Zur Frage des Weisungsrechts möchte ich auf die intensiven und ausführlichen Beratungen des Österreich-Konvents verweisen. Ich halte die im Schlussbericht des Vorsitzenden, Dr. Franz Fiedler, vorgeschlagenen Bestimmungen über die Stellung der Staatsanwaltschaften in der Bundesverfassung für ausgewogen und unterstütze ihre Umsetzung. Nach dem vorgeschlagenen Artikel 217 soll die öffentliche Anklage sowie die justizielle Strafverfolgung den Staatsanwaltschaften obliegen, wobei die Stellung der Staatsanwälte als Organe der Justiz durch Bundesgesetz zu gewährleisten sein soll. Die Überprüfung der Ausübung des Aufsichts- und Weisungsrechts des Bundesministers für Justiz im Bereich der Staatsanwaltschaften nach abgeschlossenen Strafverfahren soll gemäß Artikel 143 Abs. 1 der vorgeschlagenen neuen Bundesverfassung einem ständigen Unterausschuss des Nationalrates überantwortet werden.

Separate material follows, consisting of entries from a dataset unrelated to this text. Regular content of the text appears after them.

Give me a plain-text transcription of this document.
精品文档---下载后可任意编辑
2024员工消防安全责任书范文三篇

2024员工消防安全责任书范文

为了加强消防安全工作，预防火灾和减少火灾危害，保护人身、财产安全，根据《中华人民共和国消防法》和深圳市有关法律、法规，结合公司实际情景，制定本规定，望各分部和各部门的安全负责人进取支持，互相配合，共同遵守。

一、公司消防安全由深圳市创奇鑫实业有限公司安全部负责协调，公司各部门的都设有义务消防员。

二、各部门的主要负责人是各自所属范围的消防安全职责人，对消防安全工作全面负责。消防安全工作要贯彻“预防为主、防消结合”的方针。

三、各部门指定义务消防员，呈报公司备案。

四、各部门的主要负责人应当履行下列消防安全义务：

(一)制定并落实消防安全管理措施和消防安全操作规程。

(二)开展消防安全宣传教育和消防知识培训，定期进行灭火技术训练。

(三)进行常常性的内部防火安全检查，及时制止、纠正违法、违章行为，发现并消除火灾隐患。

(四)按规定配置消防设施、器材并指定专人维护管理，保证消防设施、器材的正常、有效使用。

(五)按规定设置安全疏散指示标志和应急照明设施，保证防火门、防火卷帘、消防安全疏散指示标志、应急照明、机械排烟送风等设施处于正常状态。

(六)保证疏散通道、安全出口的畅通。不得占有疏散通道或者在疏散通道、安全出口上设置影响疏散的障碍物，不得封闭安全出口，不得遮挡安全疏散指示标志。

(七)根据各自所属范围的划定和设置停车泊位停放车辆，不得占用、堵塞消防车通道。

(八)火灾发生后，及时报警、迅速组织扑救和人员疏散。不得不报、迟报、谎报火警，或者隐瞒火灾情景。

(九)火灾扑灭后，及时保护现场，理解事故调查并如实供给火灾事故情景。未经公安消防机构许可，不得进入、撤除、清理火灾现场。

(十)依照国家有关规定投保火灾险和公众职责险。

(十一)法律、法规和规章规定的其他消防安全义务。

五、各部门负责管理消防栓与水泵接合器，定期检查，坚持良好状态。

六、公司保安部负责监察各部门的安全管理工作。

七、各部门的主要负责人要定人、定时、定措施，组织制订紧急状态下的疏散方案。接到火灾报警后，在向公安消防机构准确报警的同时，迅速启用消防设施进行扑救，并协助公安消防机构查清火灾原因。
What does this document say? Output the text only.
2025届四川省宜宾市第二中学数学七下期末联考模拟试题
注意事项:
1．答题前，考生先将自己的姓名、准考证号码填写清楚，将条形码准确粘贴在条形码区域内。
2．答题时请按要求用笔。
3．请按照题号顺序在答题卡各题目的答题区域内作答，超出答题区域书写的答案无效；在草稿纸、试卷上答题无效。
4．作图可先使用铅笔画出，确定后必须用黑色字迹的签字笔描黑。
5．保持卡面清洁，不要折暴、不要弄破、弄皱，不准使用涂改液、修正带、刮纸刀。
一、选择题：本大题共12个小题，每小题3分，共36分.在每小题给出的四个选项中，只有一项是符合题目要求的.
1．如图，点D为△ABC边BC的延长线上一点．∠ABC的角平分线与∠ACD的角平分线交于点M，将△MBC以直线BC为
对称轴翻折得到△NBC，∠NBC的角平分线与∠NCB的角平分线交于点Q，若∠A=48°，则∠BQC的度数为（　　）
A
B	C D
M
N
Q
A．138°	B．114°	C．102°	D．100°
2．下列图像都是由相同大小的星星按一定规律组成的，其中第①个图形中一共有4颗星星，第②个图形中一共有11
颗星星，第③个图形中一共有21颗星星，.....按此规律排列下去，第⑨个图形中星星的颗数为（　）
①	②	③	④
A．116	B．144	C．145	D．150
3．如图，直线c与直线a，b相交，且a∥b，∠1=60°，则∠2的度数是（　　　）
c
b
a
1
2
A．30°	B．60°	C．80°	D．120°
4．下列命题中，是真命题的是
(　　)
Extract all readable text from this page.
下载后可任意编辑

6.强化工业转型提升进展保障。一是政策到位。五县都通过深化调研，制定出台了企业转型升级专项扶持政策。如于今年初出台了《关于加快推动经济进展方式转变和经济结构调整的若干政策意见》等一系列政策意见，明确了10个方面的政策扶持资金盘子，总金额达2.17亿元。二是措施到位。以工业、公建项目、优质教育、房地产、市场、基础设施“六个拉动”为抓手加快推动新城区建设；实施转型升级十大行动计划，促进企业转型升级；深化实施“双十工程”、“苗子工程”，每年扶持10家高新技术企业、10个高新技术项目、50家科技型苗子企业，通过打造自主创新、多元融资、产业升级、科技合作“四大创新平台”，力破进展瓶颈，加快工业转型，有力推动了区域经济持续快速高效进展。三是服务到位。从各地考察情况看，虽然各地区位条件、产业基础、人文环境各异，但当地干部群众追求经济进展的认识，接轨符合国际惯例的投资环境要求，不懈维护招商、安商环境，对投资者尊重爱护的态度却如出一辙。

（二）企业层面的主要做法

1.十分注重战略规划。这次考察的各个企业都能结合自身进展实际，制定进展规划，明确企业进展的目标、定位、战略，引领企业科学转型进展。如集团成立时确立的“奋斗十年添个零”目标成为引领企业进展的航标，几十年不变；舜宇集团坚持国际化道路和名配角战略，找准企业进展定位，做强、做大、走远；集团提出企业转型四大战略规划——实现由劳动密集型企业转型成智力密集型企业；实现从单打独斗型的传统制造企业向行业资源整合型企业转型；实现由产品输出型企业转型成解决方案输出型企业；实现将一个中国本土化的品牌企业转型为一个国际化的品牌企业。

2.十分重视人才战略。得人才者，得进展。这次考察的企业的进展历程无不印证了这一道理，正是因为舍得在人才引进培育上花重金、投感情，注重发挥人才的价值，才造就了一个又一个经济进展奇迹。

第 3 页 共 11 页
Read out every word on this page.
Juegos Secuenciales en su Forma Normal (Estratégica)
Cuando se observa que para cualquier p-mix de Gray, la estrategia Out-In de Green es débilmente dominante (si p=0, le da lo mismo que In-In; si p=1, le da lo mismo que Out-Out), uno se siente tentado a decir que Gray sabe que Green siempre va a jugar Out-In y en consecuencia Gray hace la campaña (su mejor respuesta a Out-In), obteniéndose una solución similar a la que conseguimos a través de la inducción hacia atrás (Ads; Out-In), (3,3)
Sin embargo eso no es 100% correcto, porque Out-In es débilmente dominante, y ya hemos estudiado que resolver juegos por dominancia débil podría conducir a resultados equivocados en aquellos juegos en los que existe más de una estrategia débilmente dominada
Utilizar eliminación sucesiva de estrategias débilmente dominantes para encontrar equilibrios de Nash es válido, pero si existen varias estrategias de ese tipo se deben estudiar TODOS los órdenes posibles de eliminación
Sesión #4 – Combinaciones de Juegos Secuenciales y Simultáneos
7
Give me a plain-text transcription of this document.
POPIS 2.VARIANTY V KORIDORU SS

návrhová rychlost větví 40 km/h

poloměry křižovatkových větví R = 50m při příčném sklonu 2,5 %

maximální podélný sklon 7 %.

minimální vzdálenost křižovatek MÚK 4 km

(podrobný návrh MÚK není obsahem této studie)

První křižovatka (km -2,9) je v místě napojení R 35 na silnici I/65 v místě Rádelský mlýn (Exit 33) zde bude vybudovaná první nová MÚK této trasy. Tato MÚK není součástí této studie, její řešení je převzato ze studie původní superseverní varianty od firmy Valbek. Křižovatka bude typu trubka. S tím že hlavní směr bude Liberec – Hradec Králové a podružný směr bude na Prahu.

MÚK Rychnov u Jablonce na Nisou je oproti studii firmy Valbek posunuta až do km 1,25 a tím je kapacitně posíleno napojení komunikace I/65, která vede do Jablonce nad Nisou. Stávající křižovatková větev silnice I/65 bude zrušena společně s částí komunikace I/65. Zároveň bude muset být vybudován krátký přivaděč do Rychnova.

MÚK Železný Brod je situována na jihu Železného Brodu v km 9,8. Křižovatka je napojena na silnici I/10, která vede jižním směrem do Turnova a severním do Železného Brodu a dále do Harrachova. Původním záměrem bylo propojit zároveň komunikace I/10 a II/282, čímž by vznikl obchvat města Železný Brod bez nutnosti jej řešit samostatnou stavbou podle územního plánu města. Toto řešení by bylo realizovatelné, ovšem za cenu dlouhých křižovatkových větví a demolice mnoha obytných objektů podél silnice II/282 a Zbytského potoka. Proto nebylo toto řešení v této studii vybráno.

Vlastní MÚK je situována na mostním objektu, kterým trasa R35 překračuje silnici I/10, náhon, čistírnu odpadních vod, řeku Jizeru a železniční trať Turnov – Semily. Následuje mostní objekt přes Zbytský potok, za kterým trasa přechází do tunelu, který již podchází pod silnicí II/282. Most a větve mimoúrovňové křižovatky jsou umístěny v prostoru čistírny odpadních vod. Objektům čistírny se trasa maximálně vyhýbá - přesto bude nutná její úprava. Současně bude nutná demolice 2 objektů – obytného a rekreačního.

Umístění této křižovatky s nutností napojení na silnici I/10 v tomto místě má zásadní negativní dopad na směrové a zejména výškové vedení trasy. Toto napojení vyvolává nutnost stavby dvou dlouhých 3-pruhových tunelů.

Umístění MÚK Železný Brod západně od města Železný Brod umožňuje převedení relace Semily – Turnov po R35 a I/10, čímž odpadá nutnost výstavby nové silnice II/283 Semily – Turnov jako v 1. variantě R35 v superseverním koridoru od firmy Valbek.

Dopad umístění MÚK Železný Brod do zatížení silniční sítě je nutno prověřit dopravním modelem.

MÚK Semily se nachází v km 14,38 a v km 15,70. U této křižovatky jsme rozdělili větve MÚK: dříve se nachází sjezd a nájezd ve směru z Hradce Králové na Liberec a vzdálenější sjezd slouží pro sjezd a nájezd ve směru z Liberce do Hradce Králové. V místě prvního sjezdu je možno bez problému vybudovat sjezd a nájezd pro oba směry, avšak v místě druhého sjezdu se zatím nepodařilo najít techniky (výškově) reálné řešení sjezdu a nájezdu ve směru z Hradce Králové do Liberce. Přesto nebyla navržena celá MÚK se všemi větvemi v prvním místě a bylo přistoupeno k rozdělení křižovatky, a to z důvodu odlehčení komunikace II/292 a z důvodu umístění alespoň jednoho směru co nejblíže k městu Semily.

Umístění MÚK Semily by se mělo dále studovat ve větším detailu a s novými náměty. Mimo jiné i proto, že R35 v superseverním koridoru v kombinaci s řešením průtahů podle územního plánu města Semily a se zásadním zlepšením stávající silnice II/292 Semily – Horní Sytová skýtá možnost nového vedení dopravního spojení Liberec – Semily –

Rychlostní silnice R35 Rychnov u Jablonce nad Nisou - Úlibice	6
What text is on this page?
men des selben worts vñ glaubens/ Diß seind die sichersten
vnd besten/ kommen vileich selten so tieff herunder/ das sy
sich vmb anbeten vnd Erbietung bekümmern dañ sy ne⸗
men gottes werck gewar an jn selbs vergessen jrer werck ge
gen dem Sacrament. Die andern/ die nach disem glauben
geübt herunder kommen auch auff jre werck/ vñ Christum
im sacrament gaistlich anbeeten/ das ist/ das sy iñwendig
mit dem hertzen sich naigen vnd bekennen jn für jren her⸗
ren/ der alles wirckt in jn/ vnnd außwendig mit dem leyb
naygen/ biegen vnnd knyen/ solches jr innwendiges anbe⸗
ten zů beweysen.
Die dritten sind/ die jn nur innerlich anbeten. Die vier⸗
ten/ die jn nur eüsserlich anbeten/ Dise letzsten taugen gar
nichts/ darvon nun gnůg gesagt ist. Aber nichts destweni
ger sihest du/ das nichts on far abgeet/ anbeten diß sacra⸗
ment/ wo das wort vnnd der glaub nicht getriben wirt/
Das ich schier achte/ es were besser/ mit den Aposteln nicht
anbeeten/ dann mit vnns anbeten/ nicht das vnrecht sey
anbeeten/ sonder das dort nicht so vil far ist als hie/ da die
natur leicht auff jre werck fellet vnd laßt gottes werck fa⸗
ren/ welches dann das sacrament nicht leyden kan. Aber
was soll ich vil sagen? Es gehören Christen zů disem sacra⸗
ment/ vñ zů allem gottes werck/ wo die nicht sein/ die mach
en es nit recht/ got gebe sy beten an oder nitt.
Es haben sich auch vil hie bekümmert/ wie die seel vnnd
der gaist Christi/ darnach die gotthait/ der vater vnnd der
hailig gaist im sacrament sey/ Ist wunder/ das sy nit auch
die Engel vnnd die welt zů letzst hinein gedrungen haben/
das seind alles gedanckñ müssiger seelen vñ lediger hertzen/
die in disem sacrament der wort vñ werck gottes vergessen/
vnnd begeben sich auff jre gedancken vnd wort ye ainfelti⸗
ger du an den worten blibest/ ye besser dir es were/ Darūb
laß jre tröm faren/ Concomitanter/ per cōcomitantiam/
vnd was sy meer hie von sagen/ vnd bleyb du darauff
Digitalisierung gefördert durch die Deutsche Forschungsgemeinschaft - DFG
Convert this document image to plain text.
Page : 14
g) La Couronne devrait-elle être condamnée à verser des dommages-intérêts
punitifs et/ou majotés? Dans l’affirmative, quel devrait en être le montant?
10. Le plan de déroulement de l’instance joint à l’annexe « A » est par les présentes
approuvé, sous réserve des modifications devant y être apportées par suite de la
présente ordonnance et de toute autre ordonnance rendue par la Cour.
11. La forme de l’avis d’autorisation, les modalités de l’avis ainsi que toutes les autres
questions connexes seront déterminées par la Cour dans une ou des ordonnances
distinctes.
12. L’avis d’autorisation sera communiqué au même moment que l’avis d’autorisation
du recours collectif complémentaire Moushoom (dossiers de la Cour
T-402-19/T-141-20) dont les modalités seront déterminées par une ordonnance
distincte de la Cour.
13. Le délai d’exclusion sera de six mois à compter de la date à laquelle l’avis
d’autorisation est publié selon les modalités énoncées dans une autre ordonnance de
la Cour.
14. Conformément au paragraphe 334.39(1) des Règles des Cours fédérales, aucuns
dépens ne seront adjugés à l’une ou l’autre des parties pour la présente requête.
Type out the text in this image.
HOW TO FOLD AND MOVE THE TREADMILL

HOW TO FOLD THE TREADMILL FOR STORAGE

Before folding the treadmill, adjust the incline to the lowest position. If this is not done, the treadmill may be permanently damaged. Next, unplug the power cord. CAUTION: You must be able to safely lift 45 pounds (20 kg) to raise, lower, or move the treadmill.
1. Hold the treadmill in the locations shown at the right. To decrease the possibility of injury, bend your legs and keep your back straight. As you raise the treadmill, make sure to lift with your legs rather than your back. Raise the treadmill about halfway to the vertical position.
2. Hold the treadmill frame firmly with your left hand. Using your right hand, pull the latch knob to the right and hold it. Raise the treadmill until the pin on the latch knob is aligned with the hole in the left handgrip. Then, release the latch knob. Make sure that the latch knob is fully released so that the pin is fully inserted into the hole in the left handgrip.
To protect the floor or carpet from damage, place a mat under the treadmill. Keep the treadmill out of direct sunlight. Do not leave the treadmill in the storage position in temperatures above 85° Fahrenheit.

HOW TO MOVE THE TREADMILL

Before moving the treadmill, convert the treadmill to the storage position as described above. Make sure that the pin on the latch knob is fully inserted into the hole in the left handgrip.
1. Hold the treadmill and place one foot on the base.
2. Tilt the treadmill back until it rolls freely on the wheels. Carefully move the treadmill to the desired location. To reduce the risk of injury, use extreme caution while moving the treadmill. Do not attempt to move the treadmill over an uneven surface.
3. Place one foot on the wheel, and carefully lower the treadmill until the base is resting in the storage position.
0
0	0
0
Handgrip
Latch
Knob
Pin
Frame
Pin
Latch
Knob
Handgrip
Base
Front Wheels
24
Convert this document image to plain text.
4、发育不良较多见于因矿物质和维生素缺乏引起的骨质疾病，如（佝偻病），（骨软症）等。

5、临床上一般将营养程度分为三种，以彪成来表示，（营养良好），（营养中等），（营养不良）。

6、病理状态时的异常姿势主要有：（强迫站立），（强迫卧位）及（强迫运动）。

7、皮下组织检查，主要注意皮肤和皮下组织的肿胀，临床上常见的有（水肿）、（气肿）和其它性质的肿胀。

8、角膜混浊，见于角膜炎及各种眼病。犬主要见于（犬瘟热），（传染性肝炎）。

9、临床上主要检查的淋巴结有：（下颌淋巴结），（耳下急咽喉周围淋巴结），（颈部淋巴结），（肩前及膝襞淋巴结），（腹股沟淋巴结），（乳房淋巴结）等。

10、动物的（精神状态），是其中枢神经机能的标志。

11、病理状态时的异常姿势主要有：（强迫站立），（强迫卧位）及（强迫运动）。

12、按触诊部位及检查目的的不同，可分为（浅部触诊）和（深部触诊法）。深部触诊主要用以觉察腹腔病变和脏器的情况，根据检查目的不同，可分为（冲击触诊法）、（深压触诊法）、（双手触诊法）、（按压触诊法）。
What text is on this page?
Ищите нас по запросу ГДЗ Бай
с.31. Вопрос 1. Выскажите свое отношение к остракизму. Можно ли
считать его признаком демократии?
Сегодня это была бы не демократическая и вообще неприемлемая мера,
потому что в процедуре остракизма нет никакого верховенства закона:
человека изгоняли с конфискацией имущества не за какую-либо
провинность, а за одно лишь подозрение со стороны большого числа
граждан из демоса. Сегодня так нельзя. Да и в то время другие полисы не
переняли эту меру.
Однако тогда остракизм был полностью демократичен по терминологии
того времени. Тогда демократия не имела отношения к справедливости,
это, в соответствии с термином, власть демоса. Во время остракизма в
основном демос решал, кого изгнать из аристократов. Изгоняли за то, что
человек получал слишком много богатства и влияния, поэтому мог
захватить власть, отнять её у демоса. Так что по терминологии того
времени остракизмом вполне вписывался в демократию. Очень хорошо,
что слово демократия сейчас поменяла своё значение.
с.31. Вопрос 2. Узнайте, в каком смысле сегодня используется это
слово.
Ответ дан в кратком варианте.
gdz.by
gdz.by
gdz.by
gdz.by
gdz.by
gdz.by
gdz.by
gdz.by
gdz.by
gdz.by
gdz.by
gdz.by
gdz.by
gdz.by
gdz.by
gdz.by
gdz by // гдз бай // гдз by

Zur näheren Begründung dieser Vorschläge verweise ich auf den Bericht des Ausschusses 9 „Rechtsschutz und Gerichtsbarkeit“, dem sich entnehmen lässt, dass weder Forderungen nach Abschaffung des Weisungsrechts noch solche nach einer Verlagerung der „Weisungsspitze“ auf die Generalprokuratur oder eine einzurichtenden „Bundesanwaltschaft“ die erforderliche Unterstützung gefunden haben. Die Idee einer parlamentarischen Kontrolle der Ausübung des Weisungsrechts entspricht der Verantwortlichkeit eines Bundesministers gegenüber dem Nationalrat und spiegelt meine Bemühungen wieder, für mehr Transparenz bei der Ausübung dieser Befugnis zu sorgen.

Weisungen des BMJ kommen nur bei kontroversiellen Standpunkten in Frage, die im Bereich des in Rede stehenden Verfahrenskomplexes allerdings nicht vorliegen.